The International Accounting Standards Board (IASB) is planning minor amendments to the financial instruments standard, IFRS 9, before it has even come into force to address concerns over pre-payable financial assets
The amendment, out for a brief four-week consultation in comparison with usual 120-day comment period, is designed to enable companies to measure at amortised cost certain pre-payable financial assets with so-called negative compensation to address cashflow and loan value issues which would have been negatively hit by IFRS 9 Financial Instruments.
The short consultation period is allowed if an amendment is deemed to be ‘urgent’.
The amendments are a direct response to comments received by the IFRS Interpretations Committee and are intended to improve the usefulness of information about these financial assets under IFRS 9.

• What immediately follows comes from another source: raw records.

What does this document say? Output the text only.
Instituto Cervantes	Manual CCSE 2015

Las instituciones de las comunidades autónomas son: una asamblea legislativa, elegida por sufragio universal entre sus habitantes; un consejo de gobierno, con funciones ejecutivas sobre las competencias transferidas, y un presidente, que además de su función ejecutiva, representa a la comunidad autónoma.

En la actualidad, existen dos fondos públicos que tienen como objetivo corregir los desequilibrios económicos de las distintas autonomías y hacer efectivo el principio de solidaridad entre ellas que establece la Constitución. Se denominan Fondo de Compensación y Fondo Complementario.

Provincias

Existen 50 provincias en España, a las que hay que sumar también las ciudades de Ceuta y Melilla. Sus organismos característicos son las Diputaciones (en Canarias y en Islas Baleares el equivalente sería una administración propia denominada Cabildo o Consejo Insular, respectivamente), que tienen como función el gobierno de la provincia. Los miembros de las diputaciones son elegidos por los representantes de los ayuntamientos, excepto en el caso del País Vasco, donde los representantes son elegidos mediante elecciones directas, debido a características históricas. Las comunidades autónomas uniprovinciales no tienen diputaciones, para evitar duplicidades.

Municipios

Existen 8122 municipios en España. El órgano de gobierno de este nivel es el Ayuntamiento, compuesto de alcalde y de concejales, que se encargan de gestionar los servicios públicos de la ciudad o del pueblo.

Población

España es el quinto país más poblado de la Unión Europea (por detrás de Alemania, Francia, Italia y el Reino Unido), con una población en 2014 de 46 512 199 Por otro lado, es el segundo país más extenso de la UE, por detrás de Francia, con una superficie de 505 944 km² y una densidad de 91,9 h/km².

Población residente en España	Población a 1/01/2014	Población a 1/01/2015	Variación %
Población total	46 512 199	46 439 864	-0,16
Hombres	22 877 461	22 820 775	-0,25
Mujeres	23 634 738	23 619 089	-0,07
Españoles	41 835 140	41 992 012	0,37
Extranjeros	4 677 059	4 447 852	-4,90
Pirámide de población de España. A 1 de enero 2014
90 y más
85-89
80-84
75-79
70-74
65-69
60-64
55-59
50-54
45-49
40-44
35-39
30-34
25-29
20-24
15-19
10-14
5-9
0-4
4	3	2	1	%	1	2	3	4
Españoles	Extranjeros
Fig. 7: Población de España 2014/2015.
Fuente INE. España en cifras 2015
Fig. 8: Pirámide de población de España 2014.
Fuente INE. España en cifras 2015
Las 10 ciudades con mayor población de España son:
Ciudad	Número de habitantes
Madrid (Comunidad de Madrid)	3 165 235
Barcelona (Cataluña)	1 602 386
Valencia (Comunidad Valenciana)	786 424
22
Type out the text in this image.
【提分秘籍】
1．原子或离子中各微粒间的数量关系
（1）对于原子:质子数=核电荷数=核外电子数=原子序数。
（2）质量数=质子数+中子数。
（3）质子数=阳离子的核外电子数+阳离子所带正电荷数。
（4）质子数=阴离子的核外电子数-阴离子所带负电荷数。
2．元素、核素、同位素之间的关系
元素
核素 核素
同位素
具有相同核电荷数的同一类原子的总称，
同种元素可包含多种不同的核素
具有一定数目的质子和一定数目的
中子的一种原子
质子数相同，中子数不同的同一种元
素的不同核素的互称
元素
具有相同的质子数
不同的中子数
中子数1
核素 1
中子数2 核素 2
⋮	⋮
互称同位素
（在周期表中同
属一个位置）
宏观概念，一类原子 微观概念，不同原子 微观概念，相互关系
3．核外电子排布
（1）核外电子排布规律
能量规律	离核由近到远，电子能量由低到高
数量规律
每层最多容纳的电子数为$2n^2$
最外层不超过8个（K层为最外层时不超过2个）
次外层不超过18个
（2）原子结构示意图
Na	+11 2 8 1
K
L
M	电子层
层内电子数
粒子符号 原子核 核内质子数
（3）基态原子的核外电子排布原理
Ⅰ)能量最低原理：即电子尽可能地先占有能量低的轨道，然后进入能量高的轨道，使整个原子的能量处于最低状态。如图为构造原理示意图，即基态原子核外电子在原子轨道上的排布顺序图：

In light of the Interpretations Committee’s recommendation and similar concerns raised by banks and their representative bodies, the IASB has decided to propose a narrow exception to IFRS 9 for particular financial assets that would otherwise have contractual cashflows that are solely payments of principal and interest but do not meet that condition only as a result of a prepayment feature.
Applying the proposals, some such financial assets would be eligible to be measured at amortised cost or at fair value through other comprehensive income, subject to the assessment of the business model in which they are held, if particular conditions are met.
The measure will be applied to the standard as soon as possible as it will have a significant impact on bank preparers which are well into the implantation period for IFRS 9.
The exception would be applied retrospectively, subject to a specific transition provision if doing so is impracticable, depending on stakeholder feedback.
Hans Hoogervorst, chairman of the IASB, said: These proposed minor amendments to the standard respond to comments received about the accounting for prepayment options under IFRS 9 and are consistent with the board’s enhanced focus on supporting implementation of major new standards.’
The deadline for comment is 24 May 2017.